Metastasis, the spread of cancer cells from the primary tumour to a secondary site, requires biochemical and physical changes in cellular behaviour that are influenced by the tumour microenvironment. In pancreatic ductal adenocarcinoma (PDAC), excessive deposition of extracellular matrix proteins leading to increased stiffness characteristically occurs with cancer development, and the fibrotic stroma produced promotes tumourigenesis. Many cellular behaviours, for example the epithelial-mesenchymal transition (EMT), chemoresistance and invasiveness, are associated with increased levels of metastasis. Furthermore, cell mechanics and physical processes such as force generation and mechanosensing are linked to invasion, and inhibition of these processes is an important therapeutic avenue of research.
In this work, we describe how extracellular matrix stiffness can promote EMT and chemoresistance to paclitaxel in pancreatic cancer cells. We analysed the rigidity of mouse pancreatic tissue, both healthy and PDAC, and then cultured multiple pancreatic cancer cell lines on gels of tunable rigidity to recapitulate the various stiffness values observed. We then used immunofluorescence and cell viability assays to determine the role of rigidity on EMT and chemoresistance.

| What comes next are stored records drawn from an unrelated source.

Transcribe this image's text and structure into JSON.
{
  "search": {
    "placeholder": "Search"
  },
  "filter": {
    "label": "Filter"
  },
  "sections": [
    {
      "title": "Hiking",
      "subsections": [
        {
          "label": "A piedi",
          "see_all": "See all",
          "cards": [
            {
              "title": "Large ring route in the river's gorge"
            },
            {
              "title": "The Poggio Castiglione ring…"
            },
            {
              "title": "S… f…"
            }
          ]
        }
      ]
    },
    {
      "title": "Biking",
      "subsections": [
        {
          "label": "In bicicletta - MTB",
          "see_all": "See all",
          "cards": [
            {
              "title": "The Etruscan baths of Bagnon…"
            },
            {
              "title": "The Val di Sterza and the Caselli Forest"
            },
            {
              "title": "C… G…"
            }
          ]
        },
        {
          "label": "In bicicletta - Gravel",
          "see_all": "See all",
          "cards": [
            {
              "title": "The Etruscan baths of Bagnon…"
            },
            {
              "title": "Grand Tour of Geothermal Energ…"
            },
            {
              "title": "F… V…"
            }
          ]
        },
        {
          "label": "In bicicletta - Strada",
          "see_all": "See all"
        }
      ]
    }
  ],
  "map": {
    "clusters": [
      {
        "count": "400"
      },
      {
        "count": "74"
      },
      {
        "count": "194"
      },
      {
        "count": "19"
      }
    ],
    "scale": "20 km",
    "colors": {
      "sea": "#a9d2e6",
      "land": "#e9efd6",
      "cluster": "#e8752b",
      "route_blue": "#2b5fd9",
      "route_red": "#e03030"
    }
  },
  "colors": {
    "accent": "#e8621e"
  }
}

We target cell mechanics in pancreatic cancer cells and demonstrate that the G protein-coupled estrogen receptor (GPER) influences pancreatic cancer cell mechanics to reduce invasion, cell contractility, mechanosensing, stiffness, and EMT. We find that GPER is downregulated in cancer patients and that its activation by a specific agonist, as well as the breast cancer drug tamoxifen, affects pancreatic cell mechanics and reduces invasion through a physiologically relevant basement membrane mimic. Cell mechanics in prostate cancer cells are similarly affected by GPER activation, indicating the wide-ranging potential of GPER as a therapeutic target.
These results demonstrate the importance of cell mechanics and the metastatic processes of EMT, chemoresistance, and invasion, and how the targeting of these by GPER activation may offer a potential therapeutic route.